American YouTuber (born 1990)

Arieh Smith (born July 20, 1990), better known as Xiaoma, is an American YouTuber known for his language-oriented channel Xiaomanyc (小马在纽约 (Xiǎo mǎ zài niǔyuē)), where he speaks various languages with people from different cultures. The New York Times credited his channel as one of the most popular YouTube channels in this category. He has been profiled in news publications such as The Independent, The Indian Express, and The Daily Dot.

== Life and career ==
Smith is a native of New York City and grew up speaking English in an Ashkenazi Jewish family. He has a brother. In high school, Smith studied Latin, Hebrew, and Greek. After graduating from high school, he took a basic Mandarin Chinese class during the summer after high school before attending the University of Chicago. He attained a scholarship to study in Beijing, China through a program run by Princeton University, for one year, where he delved deeper into the Mandarin language. Smith graduated from the University of Chicago in 2011.
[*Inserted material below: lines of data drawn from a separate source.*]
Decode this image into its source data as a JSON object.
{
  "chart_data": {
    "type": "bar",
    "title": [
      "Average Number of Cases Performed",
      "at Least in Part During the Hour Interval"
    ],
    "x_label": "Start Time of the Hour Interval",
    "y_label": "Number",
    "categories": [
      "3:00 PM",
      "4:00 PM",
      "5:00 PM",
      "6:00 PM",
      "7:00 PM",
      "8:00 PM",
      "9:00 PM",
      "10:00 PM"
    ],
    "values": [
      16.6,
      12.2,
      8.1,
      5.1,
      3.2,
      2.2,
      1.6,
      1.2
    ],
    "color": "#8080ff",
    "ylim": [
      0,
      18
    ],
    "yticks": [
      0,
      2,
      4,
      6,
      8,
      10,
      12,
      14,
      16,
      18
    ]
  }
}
Smith eventually learned other languages using his own method of memorizing translated versions of varying phrases. He gained popularity on YouTube for his ability to speak Mandarin Chinese, alongside other languages such as Portuguese, French, Spanish, Yiddish, Yoruba, Tamil, Telugu, Navajo, and various Chinese dialects at a basic conversational level. Many of his videos showcase him partaking in diverse ethnic cultures while recording people's reactions to his varying proficiency in foreign languages. His video with fellow YouTuber Frankie Light, where they travel around New York City speaking Mandarin, received 4.2 million views.

Smith has also travelled to Ireland, spending time learning Irish and spoke Welsh when visiting Cardiff in Wales.

In November 2022, Smith interviewed Secretary of State Antony Blinken while Blinken was in Bangkok, Thailand, to attend APEC Thailand 2022.